The recent cyberattack on the Municipal Water Authority of Aliquippa in Pennsylvania has prompted renewed warnings from U.S. security officials about the vulnerability of water utilities. Hackers gaining control of automated equipment could potentially shut down pumps or contaminate drinking water. The danger is not limited to Iran; it also extends to other hostile geopolitical rivals such as China. Many states have sought to increase scrutiny of cybersecurity in water utilities, but the sector lacks the necessary funds and expertise. Additionally, some cybersecurity measures have been met with resistance from private water companies, who argue that public authorities should adhere to stricter regulatory standards.

Key Points:

  • Water utilities are vulnerable to cyberattacks that could disrupt drinking water supplies or contaminate the water.
  • States have sought to increase scrutiny of cybersecurity, but water utilities lack the funds and expertise necessary to implement effective measures.
  • Some private water companies have pushed for cybersecurity measures, but public authorities argue that this is a backdoor to privatization.

With a lack of action in Congress, some states have taken the lead in passing legislation to address cybersecurity concerns in water utilities.
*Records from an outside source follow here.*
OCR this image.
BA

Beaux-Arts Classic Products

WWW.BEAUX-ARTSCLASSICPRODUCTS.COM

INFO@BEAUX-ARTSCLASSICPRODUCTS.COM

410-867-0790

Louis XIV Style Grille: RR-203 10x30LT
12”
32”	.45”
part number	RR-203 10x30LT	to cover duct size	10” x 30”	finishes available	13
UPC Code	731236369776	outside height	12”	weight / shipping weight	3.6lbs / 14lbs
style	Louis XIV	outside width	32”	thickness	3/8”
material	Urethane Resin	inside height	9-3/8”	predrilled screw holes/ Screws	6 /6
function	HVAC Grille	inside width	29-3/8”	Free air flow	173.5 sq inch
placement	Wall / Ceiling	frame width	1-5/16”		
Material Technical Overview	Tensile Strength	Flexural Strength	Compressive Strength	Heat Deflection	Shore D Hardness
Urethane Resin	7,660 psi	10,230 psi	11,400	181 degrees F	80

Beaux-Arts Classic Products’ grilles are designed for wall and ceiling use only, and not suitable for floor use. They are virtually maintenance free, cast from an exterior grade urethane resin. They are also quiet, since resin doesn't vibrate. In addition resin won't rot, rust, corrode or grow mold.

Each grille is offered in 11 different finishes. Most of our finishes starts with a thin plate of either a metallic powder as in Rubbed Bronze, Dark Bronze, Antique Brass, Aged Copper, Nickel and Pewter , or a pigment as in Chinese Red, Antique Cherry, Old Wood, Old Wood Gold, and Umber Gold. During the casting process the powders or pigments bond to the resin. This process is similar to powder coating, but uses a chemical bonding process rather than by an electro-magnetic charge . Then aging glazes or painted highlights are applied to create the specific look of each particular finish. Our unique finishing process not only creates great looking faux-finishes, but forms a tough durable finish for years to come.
New Jersey, Tennessee, Indiana, and Missouri have all passed laws to bolster cybersecurity in the sector. California commissioned a law to develop plans to improve cybersecurity in the agriculture and water sectors. However, other states, such as Pennsylvania and Maryland, have resisted such legislation due to concerns about funding and potential privatization.

The demands of cybersecurity often take a backseat to other pressing needs for water utilities, including maintaining aging pipes and complying with clean water regulations. Cybersecurity also proves difficult to invest in when funds are already limited, and some water utilities argue that private companies are using cybersecurity as a pretext for privatization. However, proponents of cybersecurity legislation argue that it would protect the quality and safety of tap water, instilling public confidence and increasing willingness to use it.

To address the lack of funding for water utilities, Pennsylvania State Rep. Rob Matzie is working on legislation to create a funding stream for cybersecurity upgrades. The U.S. Environmental Protection Agency (EPA) proposed a rule in 2021 to require states to audit the cybersecurity of water systems, although it was quickly met with legal challenges from three states and ultimately withdrawn by the EPA. The American Water Works Association and the National Rural Water Association, two groups representing public water authorities, have opposed the EPA rule and are now supporting bills in Congress to regulate cybersecurity in water utilities.

Without action from Congress, the Safe Drinking Water Act standards will remain in place, which both the EPA and cybersecurity analysts acknowledge have yielded minimal progress. States can apply for grants from a $1 billion federal cybersecurity program, but water utilities must compete with other sectors, such as hospitals and police departments, for the funds. Dragos Inc., a cybersecurity company, has offered free access to its software and support for water and electric utilities drawing under $100 million in revenue. However, more needs to be done to ensure the cybersecurity of water utilities nationwide.